Pandas also contains a command to produce a *density* plot.
* Run the code below to generate density plots for life expectancy and GDP

In [None]:
country_data['Life expectancy at birth 2010'].plot.density()
plt.show()

country_data['GDP per capita (US$)'].plot.density()
plt.show()

**Checkpoint**
> * What shape are the distributions for life expectancy and GDP (unimodal/bimodal and skewness)? 
> * Why do you think these quantities have distributions of this shape?
> * A density plot can appear to show negative values that are not possible for the data due to the smoothing of the function applied. Do any of these density plots show negative values and are they possible for the data?   

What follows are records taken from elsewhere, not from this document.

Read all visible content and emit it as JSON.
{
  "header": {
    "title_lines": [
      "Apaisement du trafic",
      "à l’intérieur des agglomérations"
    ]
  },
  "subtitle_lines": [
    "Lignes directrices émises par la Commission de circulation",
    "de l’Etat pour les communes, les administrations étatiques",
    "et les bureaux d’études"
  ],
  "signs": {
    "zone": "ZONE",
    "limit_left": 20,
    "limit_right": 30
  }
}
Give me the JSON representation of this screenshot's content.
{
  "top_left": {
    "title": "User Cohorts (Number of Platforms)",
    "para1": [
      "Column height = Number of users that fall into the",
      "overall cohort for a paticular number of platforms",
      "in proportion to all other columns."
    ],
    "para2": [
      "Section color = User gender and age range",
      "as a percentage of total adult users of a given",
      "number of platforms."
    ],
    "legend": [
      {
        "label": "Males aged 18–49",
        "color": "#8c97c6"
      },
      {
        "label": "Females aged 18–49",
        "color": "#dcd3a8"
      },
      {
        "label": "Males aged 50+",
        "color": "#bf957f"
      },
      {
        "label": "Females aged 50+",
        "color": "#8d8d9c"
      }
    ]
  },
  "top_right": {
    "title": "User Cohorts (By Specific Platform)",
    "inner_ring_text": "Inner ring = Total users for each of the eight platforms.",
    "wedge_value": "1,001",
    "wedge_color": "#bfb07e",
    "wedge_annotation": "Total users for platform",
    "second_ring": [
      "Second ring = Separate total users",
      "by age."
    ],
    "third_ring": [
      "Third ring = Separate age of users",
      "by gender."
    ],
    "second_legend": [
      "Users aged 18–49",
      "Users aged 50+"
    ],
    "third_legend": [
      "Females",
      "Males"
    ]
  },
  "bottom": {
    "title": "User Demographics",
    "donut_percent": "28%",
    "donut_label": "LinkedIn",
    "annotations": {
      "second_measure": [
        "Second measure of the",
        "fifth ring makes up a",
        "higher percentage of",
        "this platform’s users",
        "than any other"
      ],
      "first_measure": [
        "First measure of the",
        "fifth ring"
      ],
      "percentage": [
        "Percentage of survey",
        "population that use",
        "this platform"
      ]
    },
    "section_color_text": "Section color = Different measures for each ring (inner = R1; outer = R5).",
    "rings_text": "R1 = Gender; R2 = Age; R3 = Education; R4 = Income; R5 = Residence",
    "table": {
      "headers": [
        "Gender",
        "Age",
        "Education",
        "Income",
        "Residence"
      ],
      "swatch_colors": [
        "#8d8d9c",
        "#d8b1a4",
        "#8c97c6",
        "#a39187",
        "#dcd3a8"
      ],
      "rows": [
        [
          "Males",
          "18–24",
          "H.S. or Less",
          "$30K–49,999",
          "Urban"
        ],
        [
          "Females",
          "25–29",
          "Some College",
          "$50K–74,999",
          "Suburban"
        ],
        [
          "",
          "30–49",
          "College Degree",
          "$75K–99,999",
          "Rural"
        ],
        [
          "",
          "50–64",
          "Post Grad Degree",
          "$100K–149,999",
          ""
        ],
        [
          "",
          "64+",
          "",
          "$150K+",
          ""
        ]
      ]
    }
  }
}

### Drawing scatter diagrams and hexagonal bin plots
Pandas can plot a scatter diagram of paired values from two fields defined using `x=` and `y=`
* Run the code below to generate the scatter diagram for life expectancy v GDP

In [None]:
# draw a scatter diagram for life expectancy v GDP
country_data.plot.scatter(x='GDP per capita (US$)', y='Life expectancy at birth 2010')
plt.show()

* In the box below write and run some code that will generate a scatter diagram for birth rate v GDP 

In [None]:
# draw a scatter diagram for birth rate per 1000 v GDP

Pandas can also generate *hexagonal bin plots*. These are similar to scatter plots but group the data into hexagons representing frequency.
* Run the code below to generate the hexagonal bin plot for life expectancy v GDP
* Explore changing the `gridsize`

In [None]:
# draw a hexagonal bin plot for life expectancy v GDP
country_data.plot.hexbin(x='GDP per capita (US$)', y='Life expectancy at birth 2010',gridsize=10, sharex=False)
plt.show()

* In the box below write and run some code that will generate a hexagonal bin plot for birth rate v GDP 

In [None]:
# draw a hexagonal bin plot for birth rate per 1000 v GDP

**Checkpoint**
> * Do these diagrams suggest a link between life expectancy and GDP or birth rate and GDP?


## Communicating the results
**Checkpoint**
> * Use the charts created to answer the initial problem: *Which factors affect the life expectancy for different countries?*
> * Are there any strengths or weaknesses in using histograms or density plots to display the shape of a distribution?
> * Was the scatter diagram or the hexagonal bin plot more useful in being able to display a link?